IV – é livre a manifestação do pensamento, sendo vedado o anonimato;
V – é assegurado o direito de resposta, proporcional ao agravo, além da
indenização por dano material, moral ou à imagem;
X – são invioláveis a intimidade, a vida privada, a honra e a imagem das pessoas, assegurado o direito a indenização pelo dano material ou moral decorrente
de sua violação.
No caso do sequestro ocorrido em 2008, Sonia
Abrão da RedeTV,durante seu programa, entrou em
contato com Lindemberg Alves (sequestrador) pelo telefone.

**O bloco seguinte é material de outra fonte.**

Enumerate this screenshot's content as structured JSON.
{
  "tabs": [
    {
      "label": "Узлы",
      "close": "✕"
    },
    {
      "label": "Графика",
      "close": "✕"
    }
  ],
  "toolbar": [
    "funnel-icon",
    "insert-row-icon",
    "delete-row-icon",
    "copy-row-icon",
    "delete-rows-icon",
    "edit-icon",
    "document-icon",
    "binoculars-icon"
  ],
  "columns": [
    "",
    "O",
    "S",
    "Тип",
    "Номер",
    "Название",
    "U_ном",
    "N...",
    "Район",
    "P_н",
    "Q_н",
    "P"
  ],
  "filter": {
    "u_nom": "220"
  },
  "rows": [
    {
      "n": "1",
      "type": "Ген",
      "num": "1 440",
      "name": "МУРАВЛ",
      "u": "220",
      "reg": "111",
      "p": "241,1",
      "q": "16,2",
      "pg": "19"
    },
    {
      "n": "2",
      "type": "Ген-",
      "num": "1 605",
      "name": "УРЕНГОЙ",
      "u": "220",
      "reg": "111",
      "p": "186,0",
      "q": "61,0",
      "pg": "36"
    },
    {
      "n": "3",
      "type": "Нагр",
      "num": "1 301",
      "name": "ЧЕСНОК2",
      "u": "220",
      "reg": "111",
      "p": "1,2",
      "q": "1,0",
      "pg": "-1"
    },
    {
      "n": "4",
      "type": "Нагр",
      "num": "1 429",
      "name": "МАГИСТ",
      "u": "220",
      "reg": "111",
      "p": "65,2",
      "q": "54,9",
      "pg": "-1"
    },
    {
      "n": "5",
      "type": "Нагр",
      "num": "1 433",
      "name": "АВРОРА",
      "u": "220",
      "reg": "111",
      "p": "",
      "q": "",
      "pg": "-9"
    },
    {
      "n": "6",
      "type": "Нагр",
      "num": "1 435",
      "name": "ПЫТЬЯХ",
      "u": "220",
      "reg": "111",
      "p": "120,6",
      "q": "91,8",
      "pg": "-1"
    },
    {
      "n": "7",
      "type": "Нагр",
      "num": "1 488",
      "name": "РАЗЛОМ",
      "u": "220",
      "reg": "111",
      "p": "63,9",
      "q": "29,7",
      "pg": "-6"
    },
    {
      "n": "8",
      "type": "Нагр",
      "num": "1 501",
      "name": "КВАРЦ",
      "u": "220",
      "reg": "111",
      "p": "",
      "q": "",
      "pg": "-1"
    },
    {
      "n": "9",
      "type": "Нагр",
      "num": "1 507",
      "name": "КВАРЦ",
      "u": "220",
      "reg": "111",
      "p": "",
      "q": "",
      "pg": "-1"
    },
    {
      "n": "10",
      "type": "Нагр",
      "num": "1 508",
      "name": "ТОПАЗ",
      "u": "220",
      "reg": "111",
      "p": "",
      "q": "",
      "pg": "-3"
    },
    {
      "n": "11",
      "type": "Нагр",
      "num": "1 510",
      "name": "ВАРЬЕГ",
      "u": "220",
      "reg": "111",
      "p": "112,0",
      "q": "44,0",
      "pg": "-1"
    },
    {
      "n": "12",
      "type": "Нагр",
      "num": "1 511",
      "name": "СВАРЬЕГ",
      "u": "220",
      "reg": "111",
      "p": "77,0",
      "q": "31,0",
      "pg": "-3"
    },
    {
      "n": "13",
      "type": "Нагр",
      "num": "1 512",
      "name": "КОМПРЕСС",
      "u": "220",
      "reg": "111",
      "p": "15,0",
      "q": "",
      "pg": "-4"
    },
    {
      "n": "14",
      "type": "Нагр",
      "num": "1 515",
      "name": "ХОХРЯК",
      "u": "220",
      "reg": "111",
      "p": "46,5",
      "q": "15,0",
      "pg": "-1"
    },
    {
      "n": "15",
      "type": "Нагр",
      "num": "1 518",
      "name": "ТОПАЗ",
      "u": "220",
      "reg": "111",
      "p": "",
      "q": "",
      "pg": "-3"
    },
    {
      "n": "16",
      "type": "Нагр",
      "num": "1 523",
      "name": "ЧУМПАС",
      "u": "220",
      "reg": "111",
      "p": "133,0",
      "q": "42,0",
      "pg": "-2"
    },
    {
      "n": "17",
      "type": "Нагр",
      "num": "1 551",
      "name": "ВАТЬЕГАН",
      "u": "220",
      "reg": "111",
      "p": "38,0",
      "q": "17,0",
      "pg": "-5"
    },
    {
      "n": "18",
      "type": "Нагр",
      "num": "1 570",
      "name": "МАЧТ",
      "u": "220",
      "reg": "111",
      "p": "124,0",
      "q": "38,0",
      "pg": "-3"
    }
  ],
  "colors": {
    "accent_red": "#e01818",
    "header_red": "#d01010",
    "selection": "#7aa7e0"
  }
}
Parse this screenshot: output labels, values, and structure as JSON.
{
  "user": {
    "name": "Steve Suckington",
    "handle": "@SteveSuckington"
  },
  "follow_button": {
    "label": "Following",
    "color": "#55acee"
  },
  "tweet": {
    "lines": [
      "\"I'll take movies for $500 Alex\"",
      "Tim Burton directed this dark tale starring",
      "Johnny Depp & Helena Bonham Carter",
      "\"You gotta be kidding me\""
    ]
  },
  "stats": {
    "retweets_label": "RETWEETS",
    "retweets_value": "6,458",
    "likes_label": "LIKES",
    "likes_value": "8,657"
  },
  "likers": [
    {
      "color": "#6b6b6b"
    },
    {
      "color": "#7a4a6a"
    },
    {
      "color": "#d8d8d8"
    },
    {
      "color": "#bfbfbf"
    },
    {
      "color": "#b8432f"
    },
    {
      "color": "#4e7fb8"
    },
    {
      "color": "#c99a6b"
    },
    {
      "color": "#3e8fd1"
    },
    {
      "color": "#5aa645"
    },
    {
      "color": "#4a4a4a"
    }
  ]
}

Nessa ação, a apresentadora deixou ocupada a linha telefônica
que mantinha o cativeiro em contato com a polícia e impediu o
profissional da polícia de continuar as negociações, segundo o promotor
de justiça Augusto Rossini.

Desta forma, a mídia desvia o foco do próprio sequestrador, prolongando
ainda mais o sofrimento das pessoas envolvidas no caso. Em confirmação
à atuação negativa da jornalista, mais tarde ela foi arrolada como testemunha
da defesa no caso que provocou a morte de Eloá, segundo informações do
jornal UOL.

A conduta praticada pela jornalista Sonia Abrão em tentar se revestir
como uma negociadora, juntamente com a utilização da imagem da
menor Eloá Pimentel foi suficiente para o Ministério Público Federal
de São Paulo ajuizar uma Ação Civil Pública por danos morais
coletivos contra a RedeTV, objetivando uma indenização que
será revertida para o Fundo de Defesa dos
Direitos Difusos.
Nós X Criminosos
Está localizado no "eles", pouco lhe permite voltar a participar do "nós", sociedade hipócrita, prende para privar, mas pensa em ressocializar.